Among the physiological and biochemical changes that occur while ripening, the chloroplast to chromoplast transition is the most obvious and eye-catching because it implies change in fruit color due to the massive chlorophyll degradation and accumulation of large amounts of carotenoids within the plastids (Egea et al.,2010). When tomato cvs. “Micro-Tom” and “Minitomato” mature green fruits were removed from four weeks storage at 4◦C, they remained green indicating that the changes in the structure, morphology and composition of the plastids stopped at 4◦C. Tomato cv. “Micro-Tom” fruit was able to resume the ripening program while tomato cv. “Minitomato” fruit failed (Fig. 1). This transition is complex and highly regulated, and it was affected by harvest and chilling as it was observed in the length of time between the different ripening stages (Fig. 5).

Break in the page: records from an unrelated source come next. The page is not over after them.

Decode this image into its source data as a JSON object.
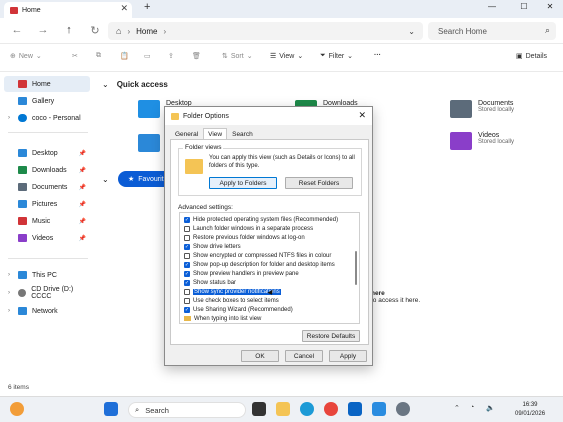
{
  "window": {
    "tab_title": "Home",
    "new_tab": "+",
    "tab_close": "✕",
    "minimize": "—",
    "maximize": "☐",
    "close": "✕"
  },
  "address": {
    "location": "Home",
    "sep": "›",
    "search_placeholder": "Search Home"
  },
  "commands": {
    "new": "New",
    "sort": "Sort",
    "view": "View",
    "filter": "Filter",
    "more": "···",
    "details": "Details"
  },
  "sidebar": {
    "items": [
      {
        "label": "Home",
        "icon": "home-icon",
        "color": "#d13438"
      },
      {
        "label": "Gallery",
        "icon": "gallery-icon",
        "color": "#2b88d8"
      },
      {
        "label": "coco - Personal",
        "icon": "cloud-icon",
        "color": "#0078d4"
      },
      {
        "label": "Desktop",
        "icon": "desktop-icon",
        "color": "#2b88d8"
      },
      {
        "label": "Downloads",
        "icon": "download-icon",
        "color": "#1e8a4a"
      },
      {
        "label": "Documents",
        "icon": "documents-icon",
        "color": "#5c6b7a"
      },
      {
        "label": "Pictures",
        "icon": "pictures-icon",
        "color": "#2b88d8"
      },
      {
        "label": "Music",
        "icon": "music-icon",
        "color": "#d13438"
      },
      {
        "label": "Videos",
        "icon": "videos-icon",
        "color": "#8a3ec9"
      },
      {
        "label": "This PC",
        "icon": "pc-icon",
        "color": "#2b88d8"
      },
      {
        "label": "CD Drive (D:) CCCC",
        "icon": "cd-drive-icon",
        "color": "#777"
      },
      {
        "label": "Network",
        "icon": "network-icon",
        "color": "#2b88d8"
      }
    ]
  },
  "main": {
    "quick_access_title": "Quick access",
    "favourites_label": "Favourit",
    "hint_text": "here",
    "hint_text2": "to access it here.",
    "quick_access": [
      {
        "name": "Desktop",
        "sub": "",
        "color": "#1f8fe3"
      },
      {
        "name": "Downloads",
        "sub": "",
        "color": "#1e8a4a"
      },
      {
        "name": "Documents",
        "sub": "Stored locally",
        "color": "#5c6b7a"
      },
      {
        "name": "",
        "sub": "",
        "color": "#2b88d8"
      },
      {
        "name": "Videos",
        "sub": "Stored locally",
        "color": "#8a3ec9"
      }
    ]
  },
  "status": {
    "items": "6 items"
  },
  "taskbar": {
    "search": "Search",
    "time": "16:39",
    "date": "09/01/2026",
    "start_color": "#1f6fd8"
  },
  "dialog": {
    "title": "Folder Options",
    "tabs": [
      "General",
      "View",
      "Search"
    ],
    "folder_views_label": "Folder views",
    "folder_views_text": "You can apply this view (such as Details or Icons) to all folders of this type.",
    "apply_to_folders": "Apply to Folders",
    "reset_folders": "Reset Folders",
    "advanced_label": "Advanced settings:",
    "settings": [
      {
        "label": "Hide protected operating system files (Recommended)",
        "checked": true
      },
      {
        "label": "Launch folder windows in a separate process",
        "checked": false
      },
      {
        "label": "Restore previous folder windows at log-on",
        "checked": false
      },
      {
        "label": "Show drive letters",
        "checked": true
      },
      {
        "label": "Show encrypted or compressed NTFS files in colour",
        "checked": false
      },
      {
        "label": "Show pop-up description for folder and desktop items",
        "checked": true
      },
      {
        "label": "Show preview handlers in preview pane",
        "checked": true
      },
      {
        "label": "Show status bar",
        "checked": true
      },
      {
        "label": "Show sync provider notifications",
        "checked": false,
        "selected": true
      },
      {
        "label": "Use check boxes to select items",
        "checked": false
      },
      {
        "label": "Use Sharing Wizard (Recommended)",
        "checked": true
      },
      {
        "label": "When typing into list view",
        "folder": true
      }
    ],
    "restore_defaults": "Restore Defaults",
    "ok": "OK",
    "cancel": "Cancel",
    "apply": "Apply"
  }
}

Rch and Roff failed to attain full red color showing that also the color development was affected. The chilling storage of the green mature fruit caused a discoloration in the fruit that seemed to be the same effect observed by in the fruit ripened off the vine. Changes in the color development in tomato resulting from chilling have been reported by other authors (Biswaset al., 2012; Rugkong et al., 2011). Besides the color, only smell was altered by chilling (Table 4) when compared with non chilled fruits.